United Airlines Holdings booked $1.5 billion less revenue this month than the same period in 2019 and warned workers that planes will fly almost empty into the summer, even after dramatic reductions in flight capacity.

United Airlines said it would slash flying by 50 percent in April and May on Sunday night, and requested their employers to help cut expenses as the airline seeks support from the government to bail them out of the coronavirus crisis.

"We expect load factors to dip into the 20-30 percent range even with those cuts - and that's if things don't get worse," said United Airlines Chief Executive Oscar Munoz and Scott Kirby, President, in a letter to employees.

United is cutting wages for corporate officers by 50 percent, with significant capacity reductions also expected for the summer travel season.

The extraordinarily drastic decline in future bookings combined with unprecedented cancelations have far surpassed anything that United or the rest of the industry has experienced before, including or since the 9/11 attacks, said Todd Insler, chairman of the United Chapter Master Executive Committee of the Air Line Pilots Association.

Since late January, steps have been taken to actively address this crisis by drastically reducing schedules, imposing a hiring freeze, implementing a voluntary leave scheme, significantly reducing discretionary spending, slashing CEO base pay by 100 percent and postpone a wage increase, United Airlines said in a statement.

United's stock was down 47.7 percent over the past month through Friday, while Dow Jones Transportation Average fell 26.9 percent and Dow Jones Manufacturing Average dropped 21.1 percent, respectively.

Airlines around the world are struggling to conserve cash as demand for a flight, craters have turned to more stringent steps that have disrupted everyday life in an attempt to keep COVID-19 from spreading.

The sudden airline cuts will reverberate all over the economy.
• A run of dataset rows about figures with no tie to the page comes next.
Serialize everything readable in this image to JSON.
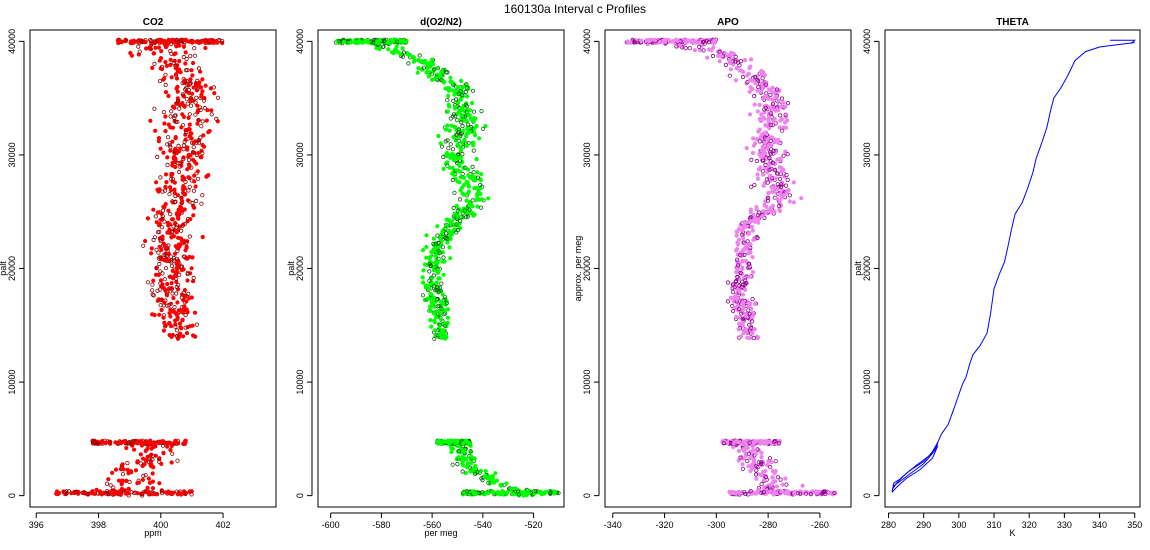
{
  "figure": {
    "title": "160130a   Interval c Profiles"
  },
  "chart_data": [
    {
      "type": "scatter",
      "title": "CO2",
      "xlabel": "ppm",
      "ylabel": "palt",
      "xlim": [
        395.8,
        403.7
      ],
      "ylim": [
        -1000,
        41000
      ],
      "xticks": [
        396,
        398,
        400,
        402
      ],
      "yticks": [
        0,
        10000,
        20000,
        30000,
        40000
      ],
      "colors": {
        "fill": "#ff0000",
        "edge": "#8b0000"
      },
      "profile": [
        {
          "y": 250,
          "center": 398.9,
          "spread": 0.8
        },
        {
          "y": 2500,
          "center": 399.4,
          "spread": 0.6
        },
        {
          "y": 4700,
          "center": 399.8,
          "spread": 0.6
        },
        {
          "y": 13800,
          "center": 400.6,
          "spread": 0.45
        },
        {
          "y": 18000,
          "center": 400.3,
          "spread": 0.5
        },
        {
          "y": 22000,
          "center": 400.3,
          "spread": 0.55
        },
        {
          "y": 28000,
          "center": 400.7,
          "spread": 0.55
        },
        {
          "y": 36000,
          "center": 401.0,
          "spread": 0.6
        },
        {
          "y": 40000,
          "center": 400.0,
          "spread": 0.8
        }
      ],
      "segments": [
        [
          0,
          4700
        ],
        [
          13800,
          40000
        ]
      ],
      "flight_levels": [
        {
          "y": 250,
          "xmin": 396.6,
          "xmax": 401.0
        },
        {
          "y": 4700,
          "xmin": 397.8,
          "xmax": 400.8
        },
        {
          "y": 40000,
          "xmin": 398.6,
          "xmax": 402.0
        }
      ]
    },
    {
      "type": "scatter",
      "title": "d(O2/N2)",
      "xlabel": "per meg",
      "ylabel": "palt",
      "xlim": [
        -605,
        -508
      ],
      "ylim": [
        -1000,
        41000
      ],
      "xticks": [
        -600,
        -580,
        -560,
        -540,
        -520
      ],
      "yticks": [
        0,
        10000,
        20000,
        30000,
        40000
      ],
      "colors": {
        "fill": "#00ff00",
        "edge": "#006400"
      },
      "profile": [
        {
          "y": 250,
          "center": -523,
          "spread": 3
        },
        {
          "y": 1200,
          "center": -535,
          "spread": 4
        },
        {
          "y": 2500,
          "center": -546,
          "spread": 4
        },
        {
          "y": 4700,
          "center": -550,
          "spread": 4
        },
        {
          "y": 14000,
          "center": -556,
          "spread": 3
        },
        {
          "y": 17000,
          "center": -558,
          "spread": 3
        },
        {
          "y": 20000,
          "center": -560,
          "spread": 3
        },
        {
          "y": 23000,
          "center": -556,
          "spread": 3
        },
        {
          "y": 26000,
          "center": -543,
          "spread": 4
        },
        {
          "y": 30000,
          "center": -550,
          "spread": 5
        },
        {
          "y": 33000,
          "center": -546,
          "spread": 5
        },
        {
          "y": 36000,
          "center": -551,
          "spread": 4
        },
        {
          "y": 38500,
          "center": -566,
          "spread": 4
        },
        {
          "y": 40000,
          "center": -585,
          "spread": 5
        }
      ],
      "segments": [
        [
          0,
          4700
        ],
        [
          13800,
          40000
        ]
      ],
      "flight_levels": [
        {
          "y": 250,
          "xmin": -548,
          "xmax": -510
        },
        {
          "y": 4700,
          "xmin": -558,
          "xmax": -545
        },
        {
          "y": 40000,
          "xmin": -598,
          "xmax": -570
        }
      ]
    },
    {
      "type": "scatter",
      "title": "APO",
      "xlabel": "",
      "ylabel": "approx. per meg",
      "xlim": [
        -343,
        -248
      ],
      "ylim": [
        -1000,
        41000
      ],
      "xticks": [
        -340,
        -320,
        -300,
        -280,
        -260
      ],
      "yticks": [
        0,
        10000,
        20000,
        30000,
        40000
      ],
      "colors": {
        "fill": "#ee82ee",
        "edge": "#8b008b"
      },
      "profile": [
        {
          "y": 250,
          "center": -275,
          "spread": 6
        },
        {
          "y": 2500,
          "center": -285,
          "spread": 5
        },
        {
          "y": 4700,
          "center": -288,
          "spread": 5
        },
        {
          "y": 14000,
          "center": -287,
          "spread": 3
        },
        {
          "y": 18000,
          "center": -291,
          "spread": 3
        },
        {
          "y": 21000,
          "center": -290,
          "spread": 3
        },
        {
          "y": 24000,
          "center": -287,
          "spread": 3
        },
        {
          "y": 26000,
          "center": -276,
          "spread": 5
        },
        {
          "y": 30000,
          "center": -281,
          "spread": 5
        },
        {
          "y": 34000,
          "center": -278,
          "spread": 5
        },
        {
          "y": 37000,
          "center": -285,
          "spread": 5
        },
        {
          "y": 39000,
          "center": -297,
          "spread": 5
        },
        {
          "y": 40000,
          "center": -320,
          "spread": 10
        }
      ],
      "segments": [
        [
          0,
          4700
        ],
        [
          13800,
          40000
        ]
      ],
      "flight_levels": [
        {
          "y": 250,
          "xmin": -295,
          "xmax": -254
        },
        {
          "y": 4700,
          "xmin": -298,
          "xmax": -275
        },
        {
          "y": 40000,
          "xmin": -335,
          "xmax": -300
        }
      ]
    },
    {
      "type": "line",
      "title": "THETA",
      "xlabel": "K",
      "ylabel": "palt",
      "xlim": [
        279,
        351.5
      ],
      "ylim": [
        -1000,
        41000
      ],
      "xticks": [
        280,
        290,
        300,
        310,
        320,
        330,
        340,
        350
      ],
      "yticks": [
        0,
        10000,
        20000,
        30000,
        40000
      ],
      "colors": {
        "line": "#0000ff"
      },
      "series": [
        {
          "values": [
            [
              281,
              300
            ],
            [
              281.5,
              1100
            ],
            [
              283,
              1400
            ],
            [
              286,
              2200
            ],
            [
              290,
              3000
            ],
            [
              293.5,
              4200
            ],
            [
              294,
              4700
            ],
            [
              295,
              5400
            ],
            [
              297,
              6300
            ],
            [
              299,
              8000
            ],
            [
              301,
              9800
            ],
            [
              302,
              10400
            ],
            [
              303,
              11500
            ],
            [
              304,
              12400
            ],
            [
              306,
              13200
            ],
            [
              308,
              14300
            ],
            [
              309,
              16000
            ],
            [
              310,
              18200
            ],
            [
              311.5,
              19500
            ],
            [
              313,
              20600
            ],
            [
              314,
              22000
            ],
            [
              315,
              23500
            ],
            [
              316,
              24800
            ],
            [
              318,
              25800
            ],
            [
              319.5,
              27000
            ],
            [
              321,
              28400
            ],
            [
              322,
              29700
            ],
            [
              323.5,
              31000
            ],
            [
              325,
              32400
            ],
            [
              326,
              33800
            ],
            [
              327,
              35000
            ],
            [
              329,
              35900
            ],
            [
              331,
              37000
            ],
            [
              333,
              38300
            ],
            [
              336,
              39100
            ],
            [
              340,
              39500
            ],
            [
              345,
              39700
            ],
            [
              350,
              39900
            ]
          ]
        },
        {
          "values": [
            [
              281,
              500
            ],
            [
              282,
              1000
            ],
            [
              284.5,
              1800
            ],
            [
              288,
              2700
            ],
            [
              292,
              3600
            ],
            [
              294,
              4700
            ]
          ]
        },
        {
          "values": [
            [
              281.2,
              800
            ],
            [
              283,
              1200
            ],
            [
              286,
              1900
            ],
            [
              290,
              2800
            ],
            [
              293,
              3900
            ],
            [
              294,
              4600
            ]
          ]
        },
        {
          "values": [
            [
              281,
              300
            ],
            [
              282.5,
              800
            ],
            [
              285,
              1500
            ],
            [
              289,
              2300
            ],
            [
              292.5,
              3300
            ],
            [
              294,
              4400
            ]
          ]
        },
        {
          "values": [
            [
              343,
              40100
            ],
            [
              350,
              40100
            ],
            [
              349,
              39800
            ]
          ]
        }
      ]
    }
  ]
}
By the end of January, US airlines alone had hired some 747,000 people, according to federal reports, but as carriers parked aircraft and postponed orders, manufacturers as big as Boeing and Airbus and their suppliers were now on shakier footing.

The company disclosed it was working round the clock to keep as much pay as possible flowing to workers, even though the crisis worsens and "demand momentarily drops to zero."

United, American Airlines Group and Delta Air Lines - the three main U.S. carriers - announced Friday that they are in discussions with the U.S. government about potential assistance in the midst of a dramatic decrease in demand for air travel.